What Your Car Does in a Crash

Feb 20

What Your Car Does in a Crash

Anatomy of a crash: This is an incredible analysis of a crash involving an Australian Ford Falcon XT.

0 milliseconds - An external object touches the driver’s door.
1 ms - The car’s door pressure sensor detects a pressure wave.
2 ms - An acceleration sensor in the C-pillar behind the rear door also detects a crash event.
2.5 ms - A sensor in the car’s centre detects crash vibrations.
5 ms - Car’s crash computer checks for insignificant crash events, such as a shopping trolley impact or incidental contact. It is still working out the severity of the crash. Door intrusion structure begins to absorb energy.
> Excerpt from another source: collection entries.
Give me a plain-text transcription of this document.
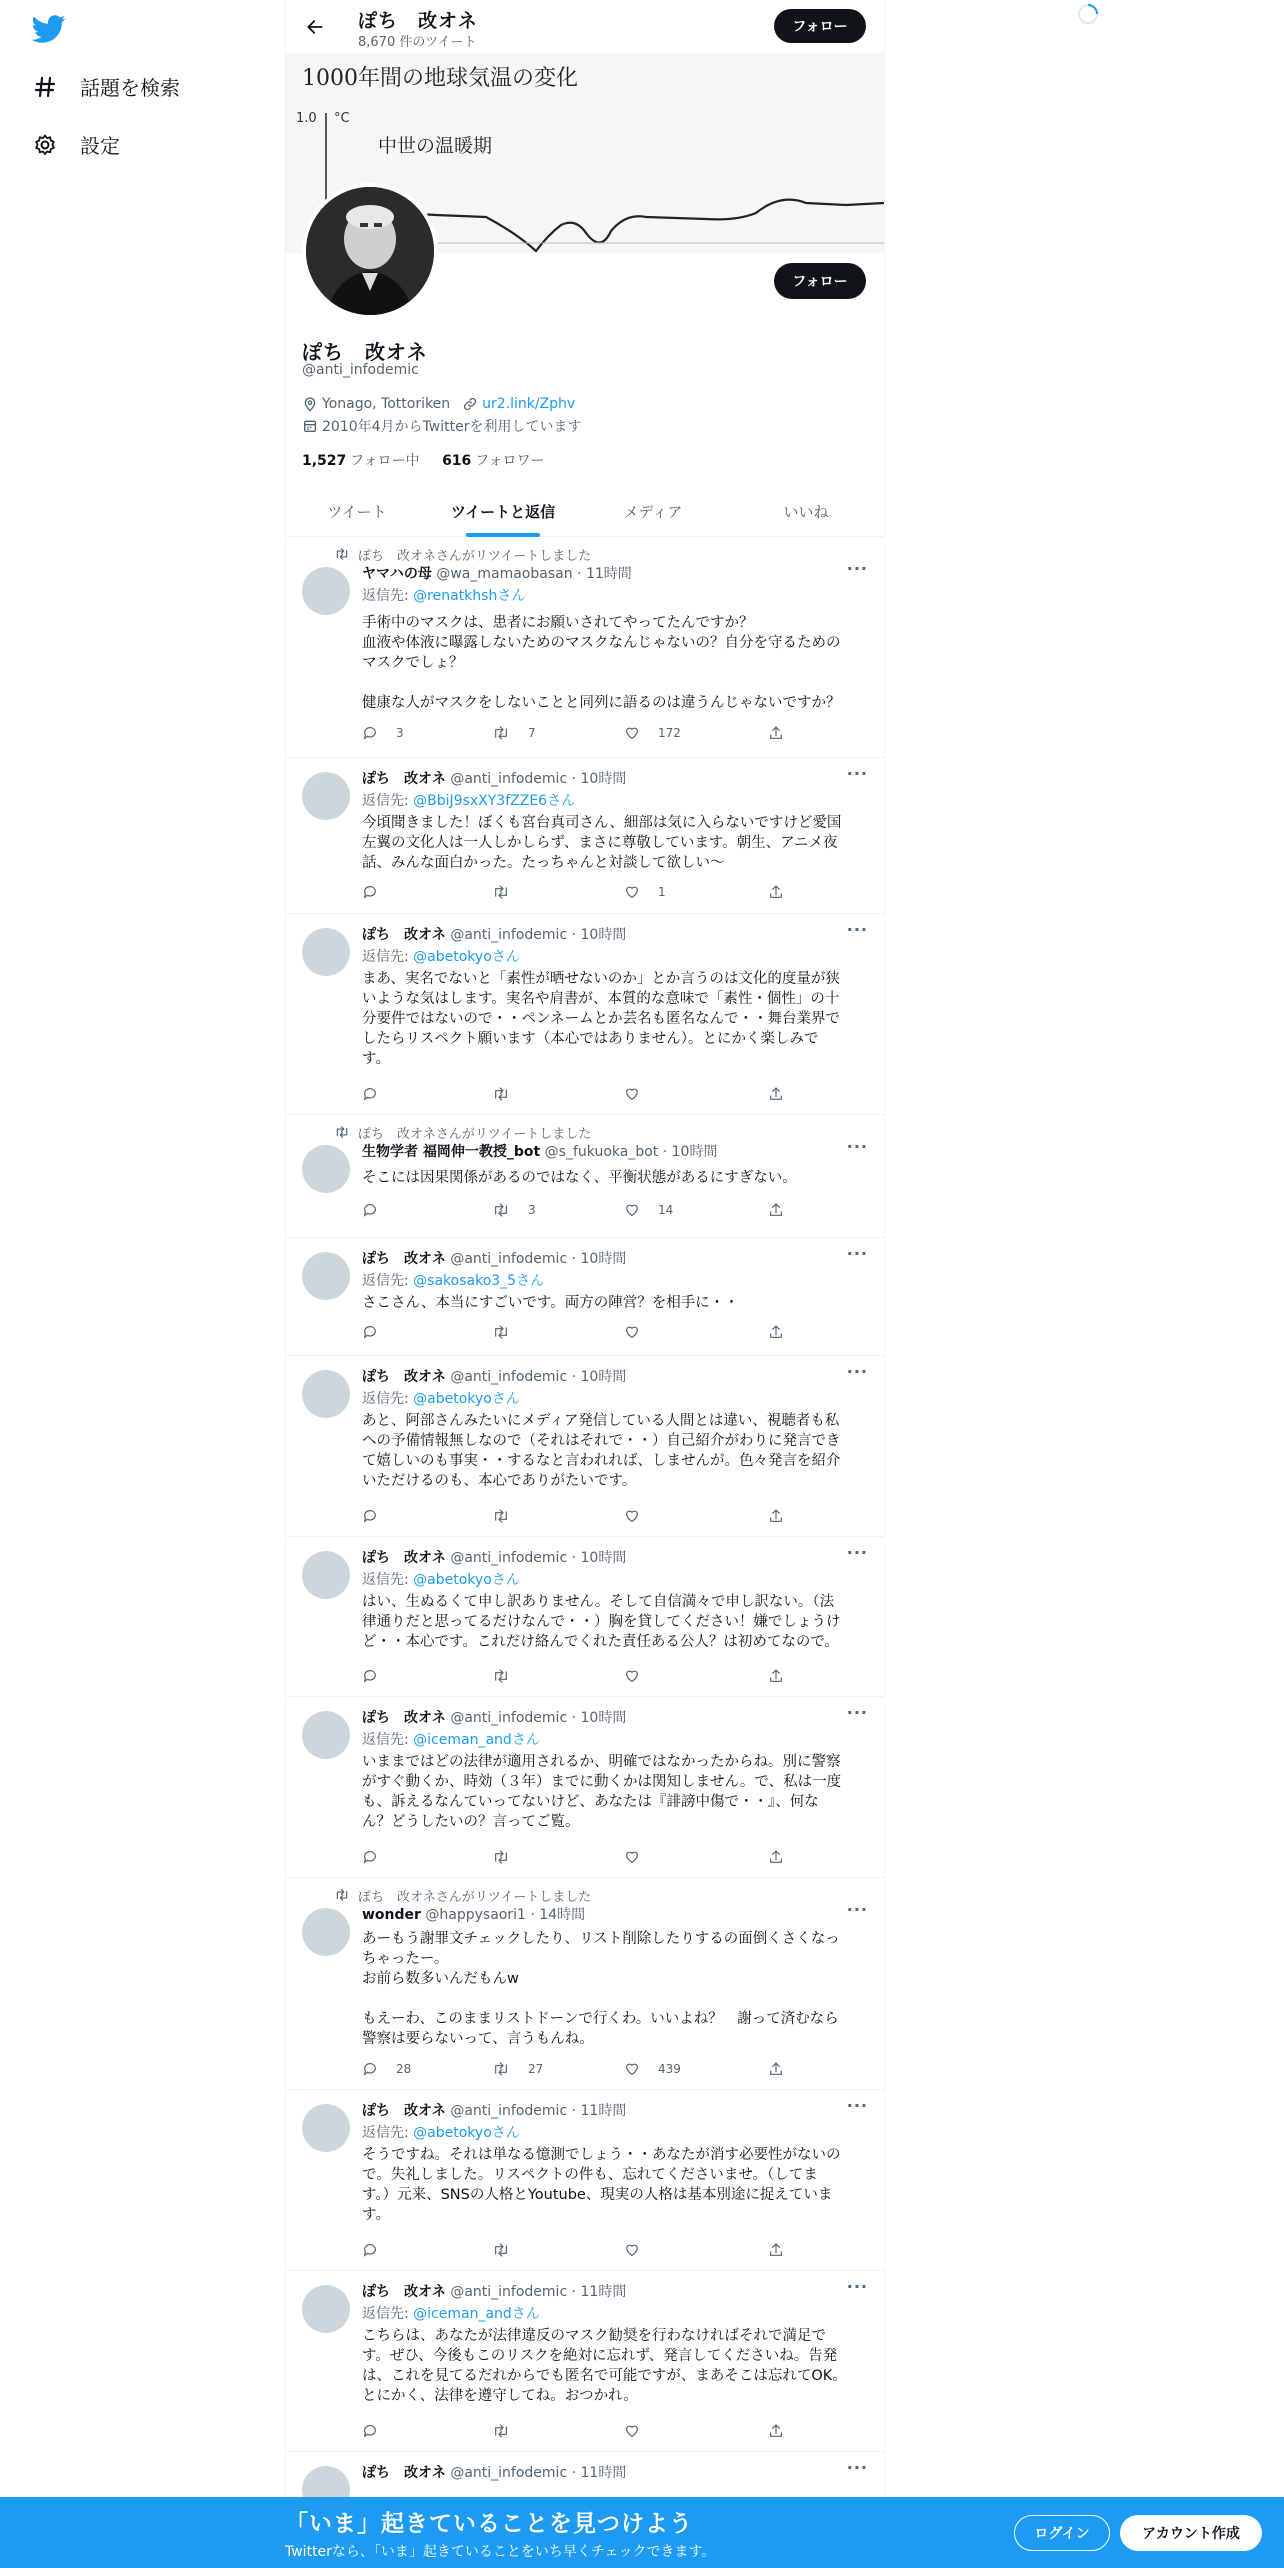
話題を検索
設定
ぽち　改オネ
8,670 件のツイート
フォロー
1000年間の地球気温の変化
1.0 °C
中世の温暖期
フォロー
ぽち　改オネ
@anti_infodemic
Yonago, Tottoriken ur2.link/Zphv
2010年4月からTwitterを利用しています
1,527 フォロー中 616 フォロワー
ツイート	ツイートと返信	メディア	いいね
ぽち　改オネさんがリツイートしました
ヤマハの母 @wa_mamaobasan · 11時間	···
返信先: @renatkhshさん
手術中のマスクは、患者にお願いされてやってたんですか？
血液や体液に曝露しないためのマスクなんじゃないの？自分を守るための
マスクでしょ？

健康な人がマスクをしないことと同列に語るのは違うんじゃないですか？
3	7	172
ぽち　改オネ @anti_infodemic · 10時間	···
返信先: @BbiJ9sxXY3fZZE6さん
今頃聞きました！ぼくも宮台真司さん、細部は気に入らないですけど愛国
左翼の文化人は一人しかしらず、まさに尊敬しています。朝生、アニメ夜
話、みんな面白かった。たっちゃんと対談して欲しい～
1
ぽち　改オネ @anti_infodemic · 10時間	···
返信先: @abetokyoさん
まあ、実名でないと「素性が晒せないのか」とか言うのは文化的度量が狭
いような気はします。実名や肩書が、本質的な意味で「素性・個性」の十
分要件ではないので・・ペンネームとか芸名も匿名なんで・・舞台業界で
したらリスペクト願います（本心ではありません）。とにかく楽しみで
す。
ぽち　改オネさんがリツイートしました
生物学者 福岡伸一教授_bot @s_fukuoka_bot · 10時間	···
そこには因果関係があるのではなく、平衡状態があるにすぎない。
3	14
ぽち　改オネ @anti_infodemic · 10時間	···
返信先: @sakosako3_5さん
さこさん、本当にすごいです。両方の陣営？を相手に・・
ぽち　改オネ @anti_infodemic · 10時間	···
返信先: @abetokyoさん
あと、阿部さんみたいにメディア発信している人間とは違い、視聴者も私
への予備情報無しなので（それはそれで・・）自己紹介がわりに発言でき
て嬉しいのも事実・・するなと言われれば、しませんが。色々発言を紹介
いただけるのも、本心でありがたいです。
ぽち　改オネ @anti_infodemic · 10時間	···
返信先: @abetokyoさん
はい、生ぬるくて申し訳ありません。そして自信満々で申し訳ない。（法
律通りだと思ってるだけなんで・・）胸を貸してください！嫌でしょうけ
ど・・本心です。これだけ絡んでくれた責任ある公人？は初めてなので。
ぽち　改オネ @anti_infodemic · 10時間	···
返信先: @iceman_andさん
いままではどの法律が適用されるか、明確ではなかったからね。別に警察
がすぐ動くか、時効（３年）までに動くかは関知しません。で、私は一度
も、訴えるなんていってないけど、あなたは『誹謗中傷で・・』、何な
ん？どうしたいの？言ってご覧。
ぽち　改オネさんがリツイートしました
wonder @happysaori1 · 14時間	···
あーもう謝罪文チェックしたり、リスト削除したりするの面倒くさくなっ
ちゃったー。
お前ら数多いんだもんw

もえーわ、このままリストドーンで行くわ。いいよね？　謝って済むなら
警察は要らないって、言うもんね。
28	27	439
ぽち　改オネ @anti_infodemic · 11時間	···
返信先: @abetokyoさん
そうですね。それは単なる憶測でしょう・・あなたが消す必要性がないの
で。失礼しました。リスペクトの件も、忘れてくださいませ。（してま
す。）元来、SNSの人格とYoutube、現実の人格は基本別途に捉えていま
す。
ぽち　改オネ @anti_infodemic · 11時間	···
返信先: @iceman_andさん
こちらは、あなたが法律違反のマスク勧奨を行わなければそれで満足で
す。ぜひ、今後もこのリスクを絶対に忘れず、発言してくださいね。告発
は、これを見てるだれからでも匿名で可能ですが、まあそこは忘れてOK。
とにかく、法律を遵守してね。おつかれ。
ぽち　改オネ @anti_infodemic · 11時間	···
「いま」起きていることを見つけよう
Twitterなら、「いま」起きていることをいち早くチェックできます。
ログイン	アカウント作成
It’s incredible how much processing the car does in such a short period of time. By 70ms, the air bag is already starting to deflate, and, so far as the car is concerned, the crash is considered “complete.”

Here’s the real kicker:

150-300 ms - Occupant becomes aware of collision.


Comments

by Chris_,   February 21, 2009 6:57 PM  

Living up in Northern MN I got to get to know some of the test drivers for Bosche brake systems. They have a winter driving course up by the airport in Baudette. He was telling us about the anti rolling software they are writing for SUV's. At that time the limitation was the speed of electricity to get the signals to the brakes fast enough to stop the roll from happening.